The House Homeland Security Committee’s subcommittee on Oversight and Management Efficiencyweighed whether DHS can fix management and other issues using industry recommendations and private sector best practices.

While employee morale within DHS dominated the discussion, lawmakers said the department’s information technology represents an issue DHS should also address.

“DHS…struggles to streamline its information technology programs, modernize its financial systems, and consolidate its real property inventory, which result in a significant inability to cut waste,” Subcommittee Chairman Scott Perry (R-Pa.) said.

The department doesn’t have one centralized system that provides an individual’s complete immigration history, said Marc Pearl, president and chief executive at the Homeland Security and Defense Business Council.

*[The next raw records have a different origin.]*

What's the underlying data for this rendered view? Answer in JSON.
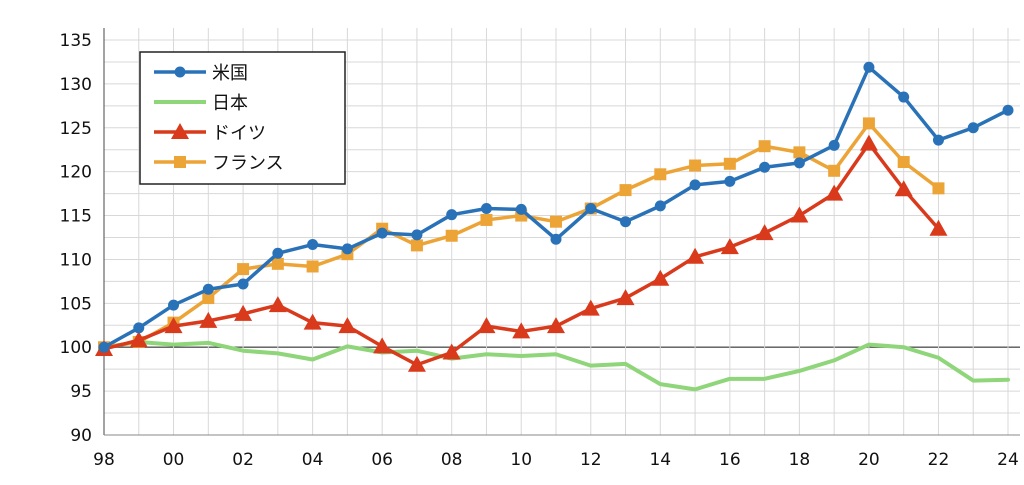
{
  "chart_data": {
    "type": "line",
    "title": "",
    "xlabel": "",
    "ylabel": "",
    "x": [
      "98",
      "99",
      "00",
      "01",
      "02",
      "03",
      "04",
      "05",
      "06",
      "07",
      "08",
      "09",
      "10",
      "11",
      "12",
      "13",
      "14",
      "15",
      "16",
      "17",
      "18",
      "19",
      "20",
      "21",
      "22",
      "23",
      "24"
    ],
    "x_tick_labels": [
      "98",
      "00",
      "02",
      "04",
      "06",
      "08",
      "10",
      "12",
      "14",
      "16",
      "18",
      "20",
      "22",
      "24"
    ],
    "y_ticks": [
      90,
      95,
      100,
      105,
      110,
      115,
      120,
      125,
      130,
      135
    ],
    "ylim": [
      90,
      135
    ],
    "grid": true,
    "legend_position": "top-left",
    "series": [
      {
        "name": "米国",
        "color": "#2a72b8",
        "marker": "circle",
        "values": [
          100,
          102.2,
          104.8,
          106.6,
          107.2,
          110.7,
          111.7,
          111.2,
          113.0,
          112.8,
          115.1,
          115.8,
          115.7,
          112.3,
          115.8,
          114.3,
          116.1,
          118.5,
          118.9,
          120.5,
          121.0,
          123.0,
          131.9,
          128.5,
          123.6,
          125.0,
          127.0
        ]
      },
      {
        "name": "日本",
        "color": "#8fd57a",
        "marker": "none",
        "values": [
          100,
          100.6,
          100.3,
          100.5,
          99.6,
          99.3,
          98.6,
          100.1,
          99.4,
          99.6,
          98.7,
          99.2,
          99.0,
          99.2,
          97.9,
          98.1,
          95.8,
          95.2,
          96.4,
          96.4,
          97.3,
          98.5,
          100.3,
          100.0,
          98.8,
          96.2,
          96.3
        ]
      },
      {
        "name": "ドイツ",
        "color": "#d93a1c",
        "marker": "triangle",
        "values": [
          99.8,
          100.8,
          102.4,
          103.0,
          103.8,
          104.8,
          102.8,
          102.4,
          100.1,
          98.0,
          99.4,
          102.4,
          101.8,
          102.4,
          104.4,
          105.6,
          107.8,
          110.3,
          111.4,
          113.0,
          115.0,
          117.5,
          123.2,
          118.0,
          113.5,
          null,
          null
        ]
      },
      {
        "name": "フランス",
        "color": "#eda437",
        "marker": "square",
        "values": [
          100,
          100.6,
          102.8,
          105.6,
          108.9,
          109.5,
          109.2,
          110.6,
          113.5,
          111.6,
          112.7,
          114.5,
          115.0,
          114.3,
          115.8,
          117.9,
          119.7,
          120.7,
          120.9,
          122.9,
          122.2,
          120.1,
          125.5,
          121.1,
          118.1,
          null,
          null
        ]
      }
    ]
  }
}
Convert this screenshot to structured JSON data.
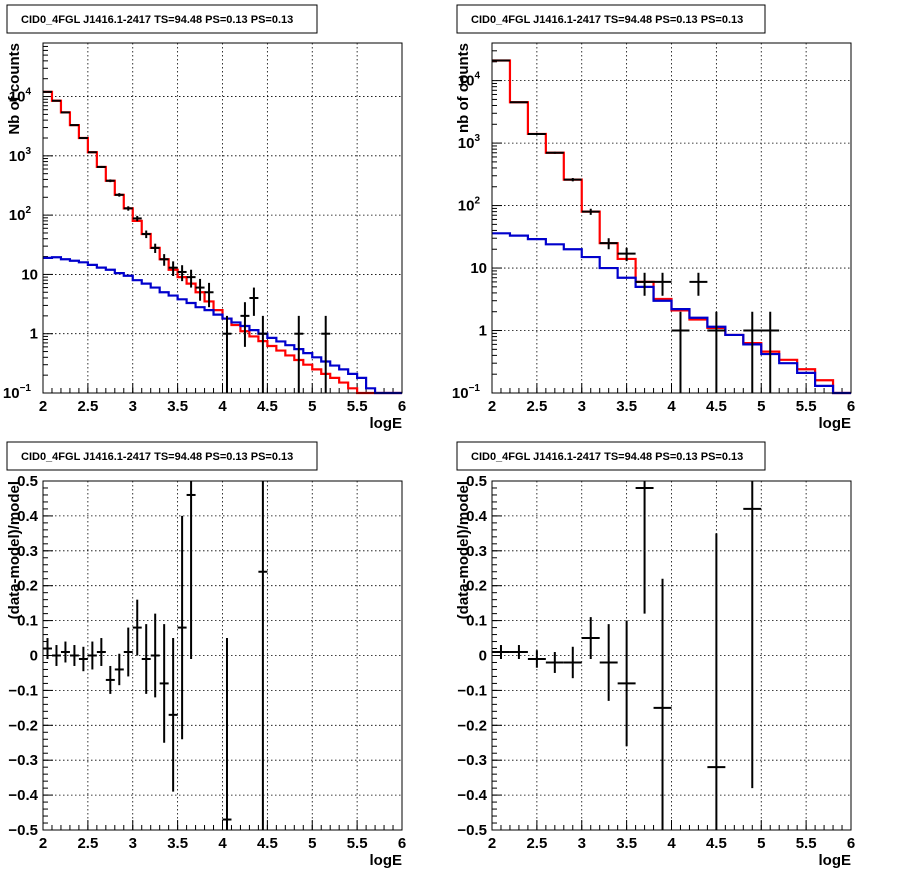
{
  "chart_data": [
    {
      "id": "counts-left",
      "type": "line",
      "title": "CID0_4FGL J1416.1-2417 TS=94.48 PS=0.13 PS=0.13",
      "xlabel": "logE",
      "ylabel": "Nb of counts",
      "yscale": "log",
      "xlim": [
        2,
        6
      ],
      "ylim": [
        0.1,
        80000
      ],
      "grid": true,
      "xticks": [
        "2",
        "2.5",
        "3",
        "3.5",
        "4",
        "4.5",
        "5",
        "5.5",
        "6"
      ],
      "yticks": [
        {
          "v": 0.1,
          "t": "10",
          "sup": "−1"
        },
        {
          "v": 1,
          "t": "1",
          "sup": ""
        },
        {
          "v": 10,
          "t": "10",
          "sup": ""
        },
        {
          "v": 100,
          "t": "10",
          "sup": "2"
        },
        {
          "v": 1000,
          "t": "10",
          "sup": "3"
        },
        {
          "v": 10000,
          "t": "10",
          "sup": "4"
        }
      ],
      "bin_edges": [
        2.0,
        2.1,
        2.2,
        2.3,
        2.4,
        2.5,
        2.6,
        2.7,
        2.8,
        2.9,
        3.0,
        3.1,
        3.2,
        3.3,
        3.4,
        3.5,
        3.6,
        3.7,
        3.8,
        3.9,
        4.0,
        4.1,
        4.2,
        4.3,
        4.4,
        4.5,
        4.6,
        4.7,
        4.8,
        4.9,
        5.0,
        5.1,
        5.2,
        5.3,
        5.4,
        5.5,
        5.6,
        5.7,
        5.8,
        5.9,
        6.0
      ],
      "series": [
        {
          "color": "#ff0000",
          "values": [
            12000,
            8500,
            5400,
            3300,
            2000,
            1150,
            650,
            380,
            220,
            130,
            80,
            48,
            28,
            18,
            12,
            9,
            7,
            5,
            3.5,
            2.5,
            1.8,
            1.4,
            1.1,
            0.9,
            0.75,
            0.62,
            0.52,
            0.43,
            0.36,
            0.3,
            0.25,
            0.21,
            0.18,
            0.15,
            0.12,
            0.1,
            0.1,
            0.1,
            0.1,
            0.1
          ]
        },
        {
          "color": "#0000cc",
          "values": [
            19,
            19.5,
            18,
            17,
            16,
            14.5,
            13,
            12,
            10.5,
            9.5,
            8,
            7,
            6,
            5,
            4.4,
            3.8,
            3.3,
            2.8,
            2.5,
            2.1,
            1.8,
            1.55,
            1.35,
            1.15,
            1.0,
            0.85,
            0.74,
            0.64,
            0.55,
            0.47,
            0.4,
            0.34,
            0.29,
            0.25,
            0.21,
            0.18,
            0.12,
            0.1,
            0.1,
            0.1
          ]
        }
      ],
      "points": [
        {
          "x": 2.05,
          "y": 12000,
          "ylo": 11800,
          "yhi": 12200
        },
        {
          "x": 2.15,
          "y": 8500,
          "ylo": 8400,
          "yhi": 8600
        },
        {
          "x": 2.25,
          "y": 5400,
          "ylo": 5300,
          "yhi": 5500
        },
        {
          "x": 2.35,
          "y": 3300,
          "ylo": 3250,
          "yhi": 3350
        },
        {
          "x": 2.45,
          "y": 2000,
          "ylo": 1950,
          "yhi": 2050
        },
        {
          "x": 2.55,
          "y": 1150,
          "ylo": 1120,
          "yhi": 1180
        },
        {
          "x": 2.65,
          "y": 650,
          "ylo": 625,
          "yhi": 675
        },
        {
          "x": 2.75,
          "y": 380,
          "ylo": 360,
          "yhi": 400
        },
        {
          "x": 2.85,
          "y": 220,
          "ylo": 205,
          "yhi": 235
        },
        {
          "x": 2.95,
          "y": 130,
          "ylo": 119,
          "yhi": 141
        },
        {
          "x": 3.05,
          "y": 88,
          "ylo": 79,
          "yhi": 97
        },
        {
          "x": 3.15,
          "y": 48,
          "ylo": 41,
          "yhi": 55
        },
        {
          "x": 3.25,
          "y": 28,
          "ylo": 23,
          "yhi": 33
        },
        {
          "x": 3.35,
          "y": 18,
          "ylo": 14,
          "yhi": 22
        },
        {
          "x": 3.45,
          "y": 13,
          "ylo": 9.4,
          "yhi": 16.6
        },
        {
          "x": 3.55,
          "y": 11,
          "ylo": 7.7,
          "yhi": 14.3
        },
        {
          "x": 3.65,
          "y": 9,
          "ylo": 6,
          "yhi": 12
        },
        {
          "x": 3.75,
          "y": 6,
          "ylo": 3.6,
          "yhi": 8.4
        },
        {
          "x": 3.85,
          "y": 5,
          "ylo": 2.8,
          "yhi": 7.2
        },
        {
          "x": 4.05,
          "y": 1,
          "ylo": 0.1,
          "yhi": 2
        },
        {
          "x": 4.25,
          "y": 2,
          "ylo": 0.6,
          "yhi": 3.4
        },
        {
          "x": 4.35,
          "y": 4,
          "ylo": 2,
          "yhi": 6
        },
        {
          "x": 4.45,
          "y": 1,
          "ylo": 0.1,
          "yhi": 2
        },
        {
          "x": 4.85,
          "y": 1,
          "ylo": 0.1,
          "yhi": 2
        },
        {
          "x": 5.15,
          "y": 1,
          "ylo": 0.1,
          "yhi": 2
        }
      ]
    },
    {
      "id": "counts-right",
      "type": "line",
      "title": "CID0_4FGL J1416.1-2417 TS=94.48 PS=0.13 PS=0.13",
      "xlabel": "logE",
      "ylabel": "nb of counts",
      "yscale": "log",
      "xlim": [
        2,
        6
      ],
      "ylim": [
        0.1,
        40000
      ],
      "grid": true,
      "xticks": [
        "2",
        "2.5",
        "3",
        "3.5",
        "4",
        "4.5",
        "5",
        "5.5",
        "6"
      ],
      "yticks": [
        {
          "v": 0.1,
          "t": "10",
          "sup": "−1"
        },
        {
          "v": 1,
          "t": "1",
          "sup": ""
        },
        {
          "v": 10,
          "t": "10",
          "sup": ""
        },
        {
          "v": 100,
          "t": "10",
          "sup": "2"
        },
        {
          "v": 1000,
          "t": "10",
          "sup": "3"
        },
        {
          "v": 10000,
          "t": "10",
          "sup": "4"
        }
      ],
      "bin_edges": [
        2.0,
        2.2,
        2.4,
        2.6,
        2.8,
        3.0,
        3.2,
        3.4,
        3.6,
        3.8,
        4.0,
        4.2,
        4.4,
        4.6,
        4.8,
        5.0,
        5.2,
        5.4,
        5.6,
        5.8,
        6.0
      ],
      "series": [
        {
          "color": "#ff0000",
          "values": [
            21000,
            4500,
            1400,
            700,
            260,
            80,
            25,
            14,
            6,
            3.2,
            2.1,
            1.5,
            1.1,
            0.85,
            0.63,
            0.46,
            0.34,
            0.24,
            0.16,
            0.1
          ]
        },
        {
          "color": "#0000cc",
          "values": [
            36,
            33,
            29,
            24,
            20,
            15,
            10,
            7,
            5,
            3,
            2.2,
            1.6,
            1.15,
            0.85,
            0.6,
            0.42,
            0.3,
            0.21,
            0.13,
            0.1
          ]
        }
      ],
      "points": [
        {
          "x": 2.1,
          "y": 21000,
          "ylo": 20800,
          "yhi": 21200
        },
        {
          "x": 2.3,
          "y": 4500,
          "ylo": 4400,
          "yhi": 4600
        },
        {
          "x": 2.5,
          "y": 1400,
          "ylo": 1360,
          "yhi": 1440
        },
        {
          "x": 2.7,
          "y": 700,
          "ylo": 675,
          "yhi": 725
        },
        {
          "x": 2.9,
          "y": 260,
          "ylo": 244,
          "yhi": 276
        },
        {
          "x": 3.1,
          "y": 80,
          "ylo": 71,
          "yhi": 89
        },
        {
          "x": 3.3,
          "y": 25,
          "ylo": 20,
          "yhi": 30
        },
        {
          "x": 3.5,
          "y": 17,
          "ylo": 12.9,
          "yhi": 21.1
        },
        {
          "x": 3.7,
          "y": 6,
          "ylo": 3.6,
          "yhi": 8.4
        },
        {
          "x": 3.9,
          "y": 6,
          "ylo": 3.6,
          "yhi": 8.4
        },
        {
          "x": 4.1,
          "y": 1,
          "ylo": 0.1,
          "yhi": 2
        },
        {
          "x": 4.3,
          "y": 6,
          "ylo": 3.6,
          "yhi": 8.4
        },
        {
          "x": 4.5,
          "y": 1,
          "ylo": 0.1,
          "yhi": 2
        },
        {
          "x": 4.9,
          "y": 1,
          "ylo": 0.1,
          "yhi": 2
        },
        {
          "x": 5.1,
          "y": 1,
          "ylo": 0.1,
          "yhi": 2
        }
      ]
    },
    {
      "id": "residuals-left",
      "type": "scatter",
      "title": "CID0_4FGL J1416.1-2417 TS=94.48 PS=0.13 PS=0.13",
      "xlabel": "logE",
      "ylabel": "(data-model)/model",
      "yscale": "linear",
      "xlim": [
        2,
        6
      ],
      "ylim": [
        -0.5,
        0.5
      ],
      "grid": true,
      "xticks": [
        "2",
        "2.5",
        "3",
        "3.5",
        "4",
        "4.5",
        "5",
        "5.5",
        "6"
      ],
      "yticks": [
        {
          "v": -0.5,
          "t": "−0.5"
        },
        {
          "v": -0.4,
          "t": "−0.4"
        },
        {
          "v": -0.3,
          "t": "−0.3"
        },
        {
          "v": -0.2,
          "t": "−0.2"
        },
        {
          "v": -0.1,
          "t": "−0.1"
        },
        {
          "v": 0,
          "t": "0"
        },
        {
          "v": 0.1,
          "t": "0.1"
        },
        {
          "v": 0.2,
          "t": "0.2"
        },
        {
          "v": 0.3,
          "t": "0.3"
        },
        {
          "v": 0.4,
          "t": "0.4"
        },
        {
          "v": 0.5,
          "t": "0.5"
        }
      ],
      "binwidth": 0.1,
      "points": [
        {
          "x": 2.05,
          "y": 0.02,
          "e": 0.03
        },
        {
          "x": 2.15,
          "y": 0.0,
          "e": 0.03
        },
        {
          "x": 2.25,
          "y": 0.01,
          "e": 0.03
        },
        {
          "x": 2.35,
          "y": 0.0,
          "e": 0.03
        },
        {
          "x": 2.45,
          "y": -0.01,
          "e": 0.035
        },
        {
          "x": 2.55,
          "y": 0.0,
          "e": 0.04
        },
        {
          "x": 2.65,
          "y": 0.01,
          "e": 0.04
        },
        {
          "x": 2.75,
          "y": -0.07,
          "e": 0.04
        },
        {
          "x": 2.85,
          "y": -0.04,
          "e": 0.045
        },
        {
          "x": 2.95,
          "y": 0.01,
          "e": 0.07
        },
        {
          "x": 3.05,
          "y": 0.08,
          "e": 0.08
        },
        {
          "x": 3.15,
          "y": -0.01,
          "e": 0.1
        },
        {
          "x": 3.25,
          "y": 0.0,
          "e": 0.12
        },
        {
          "x": 3.35,
          "y": -0.08,
          "e": 0.17
        },
        {
          "x": 3.45,
          "y": -0.17,
          "e": 0.22
        },
        {
          "x": 3.55,
          "y": 0.08,
          "e": 0.32
        },
        {
          "x": 3.65,
          "y": 0.46,
          "e": 0.47
        },
        {
          "x": 4.05,
          "y": -0.47,
          "e": 0.52
        },
        {
          "x": 4.45,
          "y": 0.24,
          "e": 0.8
        }
      ]
    },
    {
      "id": "residuals-right",
      "type": "scatter",
      "title": "CID0_4FGL J1416.1-2417 TS=94.48 PS=0.13 PS=0.13",
      "xlabel": "logE",
      "ylabel": "(data-model)/model",
      "yscale": "linear",
      "xlim": [
        2,
        6
      ],
      "ylim": [
        -0.5,
        0.5
      ],
      "grid": true,
      "xticks": [
        "2",
        "2.5",
        "3",
        "3.5",
        "4",
        "4.5",
        "5",
        "5.5",
        "6"
      ],
      "yticks": [
        {
          "v": -0.5,
          "t": "−0.5"
        },
        {
          "v": -0.4,
          "t": "−0.4"
        },
        {
          "v": -0.3,
          "t": "−0.3"
        },
        {
          "v": -0.2,
          "t": "−0.2"
        },
        {
          "v": -0.1,
          "t": "−0.1"
        },
        {
          "v": 0,
          "t": "0"
        },
        {
          "v": 0.1,
          "t": "0.1"
        },
        {
          "v": 0.2,
          "t": "0.2"
        },
        {
          "v": 0.3,
          "t": "0.3"
        },
        {
          "v": 0.4,
          "t": "0.4"
        },
        {
          "v": 0.5,
          "t": "0.5"
        }
      ],
      "binwidth": 0.2,
      "points": [
        {
          "x": 2.1,
          "y": 0.01,
          "e": 0.02
        },
        {
          "x": 2.3,
          "y": 0.01,
          "e": 0.02
        },
        {
          "x": 2.5,
          "y": -0.01,
          "e": 0.025
        },
        {
          "x": 2.7,
          "y": -0.02,
          "e": 0.03
        },
        {
          "x": 2.9,
          "y": -0.02,
          "e": 0.045
        },
        {
          "x": 3.1,
          "y": 0.05,
          "e": 0.06
        },
        {
          "x": 3.3,
          "y": -0.02,
          "e": 0.11
        },
        {
          "x": 3.5,
          "y": -0.08,
          "e": 0.18
        },
        {
          "x": 3.7,
          "y": 0.48,
          "e": 0.36
        },
        {
          "x": 3.9,
          "y": -0.15,
          "e": 0.37
        },
        {
          "x": 4.5,
          "y": -0.32,
          "e": 0.67
        },
        {
          "x": 4.9,
          "y": 0.42,
          "e": 0.8
        }
      ]
    }
  ]
}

U.S. Customs and Border Protection, Immigration and Customs Enforcement, and the U.S. Citizenship and Immigration Service “experience challenges around the collection, coordination and use of immigration data,” Pearl said. “We suggest that DHS look more vigorously at other opportunities for consolidating systems that could service enterprise-wide mission areas, which could create cost savings and reduce duplicative efforts.”

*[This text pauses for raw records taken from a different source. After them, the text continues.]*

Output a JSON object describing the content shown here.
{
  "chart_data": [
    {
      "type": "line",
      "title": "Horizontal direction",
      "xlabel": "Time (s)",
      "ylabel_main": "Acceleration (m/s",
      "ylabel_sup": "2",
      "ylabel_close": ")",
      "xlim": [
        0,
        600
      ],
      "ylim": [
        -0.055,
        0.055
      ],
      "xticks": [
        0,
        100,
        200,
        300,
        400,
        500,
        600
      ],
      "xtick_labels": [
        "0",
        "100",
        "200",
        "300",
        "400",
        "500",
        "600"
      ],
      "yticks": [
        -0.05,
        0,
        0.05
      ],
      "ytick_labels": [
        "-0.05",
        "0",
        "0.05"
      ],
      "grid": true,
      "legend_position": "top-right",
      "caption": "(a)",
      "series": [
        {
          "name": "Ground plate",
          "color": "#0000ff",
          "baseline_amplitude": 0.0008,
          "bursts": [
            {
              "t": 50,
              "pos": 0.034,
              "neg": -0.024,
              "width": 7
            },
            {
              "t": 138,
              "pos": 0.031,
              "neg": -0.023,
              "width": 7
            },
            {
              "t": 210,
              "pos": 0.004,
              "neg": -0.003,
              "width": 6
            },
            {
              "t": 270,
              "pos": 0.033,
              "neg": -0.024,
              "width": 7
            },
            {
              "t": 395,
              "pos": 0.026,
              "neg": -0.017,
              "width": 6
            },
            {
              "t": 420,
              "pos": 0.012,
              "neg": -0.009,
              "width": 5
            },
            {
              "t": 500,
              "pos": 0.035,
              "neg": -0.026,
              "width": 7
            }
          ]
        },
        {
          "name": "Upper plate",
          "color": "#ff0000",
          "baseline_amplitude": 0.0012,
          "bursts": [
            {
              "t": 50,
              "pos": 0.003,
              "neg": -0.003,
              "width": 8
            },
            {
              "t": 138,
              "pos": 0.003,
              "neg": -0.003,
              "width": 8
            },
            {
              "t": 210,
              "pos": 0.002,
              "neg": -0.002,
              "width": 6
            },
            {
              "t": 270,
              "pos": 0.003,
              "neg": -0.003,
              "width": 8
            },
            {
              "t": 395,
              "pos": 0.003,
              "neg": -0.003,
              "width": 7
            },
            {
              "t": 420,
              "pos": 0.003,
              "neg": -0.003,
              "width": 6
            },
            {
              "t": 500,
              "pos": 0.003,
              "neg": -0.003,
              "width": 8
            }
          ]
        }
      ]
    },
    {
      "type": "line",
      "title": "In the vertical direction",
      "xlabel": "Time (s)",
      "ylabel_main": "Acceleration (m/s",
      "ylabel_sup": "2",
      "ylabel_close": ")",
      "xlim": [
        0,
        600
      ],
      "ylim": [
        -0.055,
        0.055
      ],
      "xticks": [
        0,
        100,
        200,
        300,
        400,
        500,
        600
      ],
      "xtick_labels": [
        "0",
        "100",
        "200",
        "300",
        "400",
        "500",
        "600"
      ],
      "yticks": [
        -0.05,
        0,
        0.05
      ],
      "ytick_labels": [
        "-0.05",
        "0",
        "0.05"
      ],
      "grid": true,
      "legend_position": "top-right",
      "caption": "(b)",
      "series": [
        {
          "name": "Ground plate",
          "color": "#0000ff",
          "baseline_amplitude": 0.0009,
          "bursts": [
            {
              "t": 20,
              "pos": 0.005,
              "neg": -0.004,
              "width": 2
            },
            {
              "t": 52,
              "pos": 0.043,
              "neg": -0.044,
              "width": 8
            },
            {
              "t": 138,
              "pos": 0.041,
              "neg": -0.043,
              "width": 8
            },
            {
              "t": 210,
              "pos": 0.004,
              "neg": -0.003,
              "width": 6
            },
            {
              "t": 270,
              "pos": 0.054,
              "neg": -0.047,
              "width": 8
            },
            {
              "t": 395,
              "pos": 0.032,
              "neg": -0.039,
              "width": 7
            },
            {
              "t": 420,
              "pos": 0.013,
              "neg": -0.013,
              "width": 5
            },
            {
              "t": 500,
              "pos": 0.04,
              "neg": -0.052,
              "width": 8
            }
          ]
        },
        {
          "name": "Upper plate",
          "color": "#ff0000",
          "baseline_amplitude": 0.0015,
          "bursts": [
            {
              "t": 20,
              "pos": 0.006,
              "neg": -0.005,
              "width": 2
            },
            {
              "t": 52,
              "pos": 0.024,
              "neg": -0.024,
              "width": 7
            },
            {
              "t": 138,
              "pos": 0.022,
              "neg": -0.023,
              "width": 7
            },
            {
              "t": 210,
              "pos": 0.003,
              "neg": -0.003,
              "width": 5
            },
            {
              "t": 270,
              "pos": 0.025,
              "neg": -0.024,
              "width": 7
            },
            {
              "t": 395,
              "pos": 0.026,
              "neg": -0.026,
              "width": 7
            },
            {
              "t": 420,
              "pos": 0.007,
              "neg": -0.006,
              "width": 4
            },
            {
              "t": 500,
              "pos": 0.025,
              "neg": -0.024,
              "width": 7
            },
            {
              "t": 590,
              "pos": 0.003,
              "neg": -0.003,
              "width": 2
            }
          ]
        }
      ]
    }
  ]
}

Rep. Norma Torres (D-Calif.) suggested the agency is struggling with its IT infrastructure and asked what DHS can do to ensure that its workforce is properly trained and “ready to support the department’s new IT broker model.”

DHS could hire younger workers to supplement its existing workforce, said Elaine Duke, former DHS undersecretary for management.

While its current IT workers understand the agency’s legacy IT systems, DHS’s younger workers would be a valuable addition to the workforce because of their cyber security skills and familiarity with new developments in IT, she said.

“I think that the blended workforce – the old and new – brings the best of both, understanding the specific nuances of operating an IT system in the Federal sector with bringing in the new best practices for cyber protection, for agile-type deployment of IT upgrades,” Duke said.